Sie machen mir Platz, so dass ich mich auch setzen kann.
>>Also, was machst du hier?<<, fragt Navin erneut.
>>Ich pass auf, dass sie nicht abhaut.<<, meine ich leichthin. >>Und ich pass auf, dass niemand sie belästigt. Du kannst also gehen.<<
>>Und wenn ich nicht will?<< Er sieht mich herausfordernd an.
>>Zwing mich nicht dir auch noch in deine zweite Hand zu schießen!<<
>>Aber du hast deinen Bogen gar nicht hier. Du bist unbewaffnet. Und ich bin stärker als du. Ich könnte mit dir anstellen, was ich will. Jetzt bin ich im Vorteil.<< Er grinst amüsiert. Und ich werde wütend. Wütend, weil er recht hat. Auch wenn Livvy noch hier ist. Sie könnte ihn auch nicht aufhalten.
Ich weiß zwar, dass Navin mich nicht anfassen würde, aber zu wissen, dass er es könnte, gibt mir ein Gefühl von Hilflosigkeit und ich hasse es hilflos zu sein. Ich war lange genug hilflos! Bis ich zwölf war. Bis ich endlich raus aus diesem Labor gekommen bin. Damals habe ich mir geschworen nie wieder hilflos zu sein. Nie wieder!
>>Geh.<<, sage ich leise. >>Bitte.<< Meine Stimme zittert.
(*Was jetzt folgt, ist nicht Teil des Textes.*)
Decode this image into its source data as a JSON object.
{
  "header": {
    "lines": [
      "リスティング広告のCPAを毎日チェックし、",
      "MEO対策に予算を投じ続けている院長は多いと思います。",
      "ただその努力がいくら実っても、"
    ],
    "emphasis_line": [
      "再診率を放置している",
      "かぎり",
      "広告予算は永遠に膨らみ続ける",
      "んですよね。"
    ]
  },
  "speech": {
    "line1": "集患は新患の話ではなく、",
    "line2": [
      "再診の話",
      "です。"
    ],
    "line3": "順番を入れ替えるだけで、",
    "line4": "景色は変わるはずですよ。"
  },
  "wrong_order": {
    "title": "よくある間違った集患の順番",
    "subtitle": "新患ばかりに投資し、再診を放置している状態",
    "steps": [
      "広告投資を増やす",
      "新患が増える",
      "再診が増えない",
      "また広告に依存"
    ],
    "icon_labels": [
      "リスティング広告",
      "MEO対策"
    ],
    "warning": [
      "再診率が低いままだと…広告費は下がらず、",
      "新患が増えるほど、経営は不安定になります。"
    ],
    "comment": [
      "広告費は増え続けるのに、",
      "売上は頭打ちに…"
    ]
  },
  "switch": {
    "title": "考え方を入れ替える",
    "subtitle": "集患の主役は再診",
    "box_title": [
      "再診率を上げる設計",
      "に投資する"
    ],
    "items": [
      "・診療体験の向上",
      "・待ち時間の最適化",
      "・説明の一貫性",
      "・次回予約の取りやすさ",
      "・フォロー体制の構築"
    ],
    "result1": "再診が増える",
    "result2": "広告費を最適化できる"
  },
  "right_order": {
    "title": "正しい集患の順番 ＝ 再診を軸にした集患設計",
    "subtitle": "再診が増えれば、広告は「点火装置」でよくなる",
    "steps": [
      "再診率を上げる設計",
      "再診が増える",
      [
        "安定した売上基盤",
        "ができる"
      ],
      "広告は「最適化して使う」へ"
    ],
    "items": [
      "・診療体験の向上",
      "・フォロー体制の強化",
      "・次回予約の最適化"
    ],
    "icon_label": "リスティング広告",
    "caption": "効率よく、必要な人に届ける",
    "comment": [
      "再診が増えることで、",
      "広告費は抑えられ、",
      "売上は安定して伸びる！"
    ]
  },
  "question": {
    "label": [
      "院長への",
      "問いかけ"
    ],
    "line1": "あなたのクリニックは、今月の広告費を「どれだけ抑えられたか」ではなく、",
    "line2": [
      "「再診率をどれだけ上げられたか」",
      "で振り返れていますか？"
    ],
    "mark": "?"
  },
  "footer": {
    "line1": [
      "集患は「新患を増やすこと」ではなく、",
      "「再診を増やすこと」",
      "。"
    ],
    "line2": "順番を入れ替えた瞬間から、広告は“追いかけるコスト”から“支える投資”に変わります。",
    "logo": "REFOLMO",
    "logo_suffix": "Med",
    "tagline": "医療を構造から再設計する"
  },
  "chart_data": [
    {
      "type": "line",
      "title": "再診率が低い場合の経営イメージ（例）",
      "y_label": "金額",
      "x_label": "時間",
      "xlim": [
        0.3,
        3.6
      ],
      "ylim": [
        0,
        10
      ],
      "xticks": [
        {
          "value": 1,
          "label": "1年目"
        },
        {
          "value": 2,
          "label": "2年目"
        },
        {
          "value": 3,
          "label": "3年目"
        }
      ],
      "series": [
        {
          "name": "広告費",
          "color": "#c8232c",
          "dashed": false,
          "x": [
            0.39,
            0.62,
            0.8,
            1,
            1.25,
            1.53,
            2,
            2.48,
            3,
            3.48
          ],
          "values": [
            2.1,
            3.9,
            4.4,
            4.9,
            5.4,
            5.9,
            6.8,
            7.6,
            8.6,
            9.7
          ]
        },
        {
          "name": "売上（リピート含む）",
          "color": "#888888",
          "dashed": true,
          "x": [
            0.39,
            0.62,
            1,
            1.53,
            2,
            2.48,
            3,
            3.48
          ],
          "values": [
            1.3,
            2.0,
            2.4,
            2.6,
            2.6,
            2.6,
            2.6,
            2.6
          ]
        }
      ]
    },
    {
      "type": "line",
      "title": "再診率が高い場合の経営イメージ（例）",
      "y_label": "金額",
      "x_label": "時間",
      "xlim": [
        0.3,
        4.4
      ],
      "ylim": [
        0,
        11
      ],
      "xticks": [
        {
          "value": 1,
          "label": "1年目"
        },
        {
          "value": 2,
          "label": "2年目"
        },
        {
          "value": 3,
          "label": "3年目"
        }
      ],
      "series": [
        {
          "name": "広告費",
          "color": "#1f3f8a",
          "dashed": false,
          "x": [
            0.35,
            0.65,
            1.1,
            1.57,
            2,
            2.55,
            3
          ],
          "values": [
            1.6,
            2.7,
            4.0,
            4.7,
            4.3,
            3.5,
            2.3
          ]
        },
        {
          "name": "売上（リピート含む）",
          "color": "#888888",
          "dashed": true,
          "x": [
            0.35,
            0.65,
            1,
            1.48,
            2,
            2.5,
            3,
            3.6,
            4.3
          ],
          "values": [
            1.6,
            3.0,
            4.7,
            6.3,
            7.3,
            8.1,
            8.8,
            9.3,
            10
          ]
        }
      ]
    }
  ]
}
Wie peinlich.
Navin lächelt. >>Okay. Ich gehe. Aber nur weil ich dir versprochen habe heute keine anzüglichen Bemerkungen zu machen. Sorry, ist mir gerade erst wieder eingefallen.<< Er steht auf. >>Schade eigentlich. Ich hätte gerne erfahren woher ihr euch kennt.<< Erschrocken sehe ich ihn an, woraufhin er nur noch mehr lächelt. >>Gute Nacht, Rumer.<< Und dann geht er raus, schließt die Tür hinter sich und lässt uns allein.
>>Du bist ja ganz rot.<<, bemerkt Livvy und unterdrückt ein Lachen.
>>Bin ich gar nicht.<<, fauche ich sie an.
>>Schon gut. Ich meinte ja nur.<<, sagt sie und hebt abwehrend die Hände.
Wir schweigen eine Weile. Keine von uns weiß, wie sie anfangen soll. Dann beginne ich.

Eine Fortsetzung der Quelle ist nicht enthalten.